Das 10.te Gebot – Verwirkliche deine Gottheit! – 2. Teil

© Bernd Helge Fritsch

 

Ich und der Vater sind eins

Wer sich heutzutage als "gottgleich" bezeichnet, wird voraussichtlich von den meisten Menschen als geistig beschränkt oder als maßlos übererheblich beurteilt werden. Doch erfreulicher Weise wird jemand, der behauptet zum "Ebenbild Gottes" geschaffen zu sein, nicht verfolgt oder gar mit dem Tod bedroht.

Das war nicht immer so. Denken wir daran, dass die Zeitgenossen von Jesus diesen steinigen wollten, weil er sich als "Eins" mit "Gott-Vater" bezeichnet hatte. Zuletzt wurde er eben wegen solcher Worte ans Kreuz genagelt.

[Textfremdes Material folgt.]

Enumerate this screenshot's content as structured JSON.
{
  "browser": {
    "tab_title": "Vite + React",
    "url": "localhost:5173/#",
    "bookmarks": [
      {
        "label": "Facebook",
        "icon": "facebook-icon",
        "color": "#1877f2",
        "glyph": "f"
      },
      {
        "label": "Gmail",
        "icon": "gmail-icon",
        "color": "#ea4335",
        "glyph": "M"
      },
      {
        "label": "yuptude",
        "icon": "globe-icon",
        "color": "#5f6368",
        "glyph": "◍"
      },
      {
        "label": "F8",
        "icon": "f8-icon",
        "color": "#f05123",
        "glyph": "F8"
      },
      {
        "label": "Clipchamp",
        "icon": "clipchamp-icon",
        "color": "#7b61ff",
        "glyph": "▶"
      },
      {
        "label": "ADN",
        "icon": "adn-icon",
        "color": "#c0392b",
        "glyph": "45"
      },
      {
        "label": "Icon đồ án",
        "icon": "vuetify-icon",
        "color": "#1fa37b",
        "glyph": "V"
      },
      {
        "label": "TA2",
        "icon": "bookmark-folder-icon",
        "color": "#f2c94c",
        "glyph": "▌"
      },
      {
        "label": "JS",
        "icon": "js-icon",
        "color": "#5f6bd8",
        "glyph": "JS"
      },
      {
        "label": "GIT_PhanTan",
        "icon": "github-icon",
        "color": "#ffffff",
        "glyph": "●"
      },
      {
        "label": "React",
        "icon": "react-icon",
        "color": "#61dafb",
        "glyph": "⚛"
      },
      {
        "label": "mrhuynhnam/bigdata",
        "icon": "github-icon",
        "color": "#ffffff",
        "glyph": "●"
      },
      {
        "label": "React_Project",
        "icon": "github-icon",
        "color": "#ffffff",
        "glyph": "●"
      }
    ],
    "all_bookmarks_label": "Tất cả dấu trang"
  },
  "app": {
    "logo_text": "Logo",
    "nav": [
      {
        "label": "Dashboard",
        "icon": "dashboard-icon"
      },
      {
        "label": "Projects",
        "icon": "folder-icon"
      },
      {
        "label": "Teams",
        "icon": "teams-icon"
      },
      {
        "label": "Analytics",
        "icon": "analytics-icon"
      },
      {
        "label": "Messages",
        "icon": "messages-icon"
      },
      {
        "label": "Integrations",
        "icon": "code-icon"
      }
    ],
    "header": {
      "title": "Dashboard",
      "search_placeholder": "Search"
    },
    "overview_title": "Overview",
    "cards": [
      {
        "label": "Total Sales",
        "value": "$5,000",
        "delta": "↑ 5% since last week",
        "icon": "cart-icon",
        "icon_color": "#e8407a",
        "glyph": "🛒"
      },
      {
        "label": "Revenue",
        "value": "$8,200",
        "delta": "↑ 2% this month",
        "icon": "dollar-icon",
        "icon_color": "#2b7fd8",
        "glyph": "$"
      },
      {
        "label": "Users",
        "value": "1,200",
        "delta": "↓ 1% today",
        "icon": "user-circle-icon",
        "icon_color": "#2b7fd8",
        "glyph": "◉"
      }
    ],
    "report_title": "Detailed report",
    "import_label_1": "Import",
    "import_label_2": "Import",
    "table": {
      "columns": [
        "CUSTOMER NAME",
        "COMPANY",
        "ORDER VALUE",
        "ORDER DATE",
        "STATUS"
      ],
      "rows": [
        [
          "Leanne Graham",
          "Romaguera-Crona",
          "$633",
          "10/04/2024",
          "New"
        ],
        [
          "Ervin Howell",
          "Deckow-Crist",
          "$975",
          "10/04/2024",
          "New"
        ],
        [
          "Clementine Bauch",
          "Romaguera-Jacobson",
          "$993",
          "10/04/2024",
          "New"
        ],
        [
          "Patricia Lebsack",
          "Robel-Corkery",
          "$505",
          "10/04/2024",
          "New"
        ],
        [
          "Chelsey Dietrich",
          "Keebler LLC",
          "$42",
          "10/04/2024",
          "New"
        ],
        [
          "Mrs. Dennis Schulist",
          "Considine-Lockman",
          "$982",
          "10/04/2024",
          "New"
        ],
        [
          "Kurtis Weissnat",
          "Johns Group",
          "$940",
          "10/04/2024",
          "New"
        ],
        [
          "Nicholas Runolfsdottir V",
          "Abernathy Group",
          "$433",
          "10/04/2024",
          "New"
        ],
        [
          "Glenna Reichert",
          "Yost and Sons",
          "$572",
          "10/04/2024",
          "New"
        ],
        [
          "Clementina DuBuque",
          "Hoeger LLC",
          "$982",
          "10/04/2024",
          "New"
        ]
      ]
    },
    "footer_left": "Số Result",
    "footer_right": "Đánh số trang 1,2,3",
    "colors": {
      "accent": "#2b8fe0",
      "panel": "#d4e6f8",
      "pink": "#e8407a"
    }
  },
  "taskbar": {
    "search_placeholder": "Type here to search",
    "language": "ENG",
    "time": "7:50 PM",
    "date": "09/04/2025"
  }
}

Wir lesen im Johannes-Evangelium:

(Jesus:) "Ich und der Vater sind eins." Da hoben die Juden abermals Steine auf, um ihn zu steinigen. Jesus sprach zu ihnen: "Viele gute Werke habe ich euch erzeigt vom Vater; um welches dieser Werke willen wollt ihr mich steinigen?" Die Juden antworteten ihm und sprachen: "Um eines guten Werkes willen steinigen wir dich nicht, sondern um der Gotteslästerung willen, denn du bist ein Mensch und machst dich selbst zu Gott."

(Joh. 10,30-33)

Jesus antwortet ihnen, mit einem Hinweis auf ihre eigenen heiligen Schriften (Psalm 82,6) in dem alle Menschen als "Götter" bezeichnet werden:

"Steht nicht geschrieben in eurem Gesetz "Ich habe gesagt: Ihr seid Götter und allzumal Kinder des Höchsten"?"

(Joh. 10,34)

 

Ein weiteres Beispiel dafür, dass es in vergangenen Zeiten sehr gefährlich sein konnte, sich als "göttlich" zu bezeichnen, ist uns aus dem Mittelalter überliefert:

Gegen den großen spirituellen Lehrer Meister Eckehart wurde trotz der hohen Ämter, die er im Dominikaner-Orden ausübte, von der katholischen Kirche ein Inquisitionsverfahren wegen Gotteslästerung eingeleitet. Insbesondere wurden letztlich in der päpstlichen Bulle "In agro dominico" jene Lehrsätze Eckeharts als ketzerisch verurteilt, in denen er die "Einigkeit" eines jeden Menschen mit Gott erklärt:

"Alles, was der göttlichen Natur eigen ist, das alles ist auch dem gerechten und göttlichen Menschen eigen; darum wirkt solch ein Mensch auch alles, was Gott wirkt, und er hat zusammen mit Gott Himmel und Erde geschaffen…"

Artikel 13 der Bulle

"Alles, was Gott Vater seinem eingeborenen Sohne in der menschlichen Natur gegeben hat, das hat er alles auch mir gegeben: hiervon nehme ich nichts aus, weder die Einigung noch die Heiligkeit, sondern er hat mir alles ebenso gegeben wie ihm.

Artikel 11 der Bulle

 

Für Eckehart war Jesus zweifellos eine außergewöhnliche Persönlichkeit. Doch erfreulicher Weise stellt er ihn nicht auf ein Podest um ihn anzubeten und sich selbst klein zu machen. Für ihn ist jeder Mensch wie Jesus ein "eingeborenes" Kind Gottes und in seinem Wesensgrund von göttlicher Natur. Jesus und andere "erwachte" Personen unterscheiden sich nur dadurch von anderen Menschen, dass sie ihr Ego transzendiert haben und sich ihrer Einheit mit Gott bewusst sind.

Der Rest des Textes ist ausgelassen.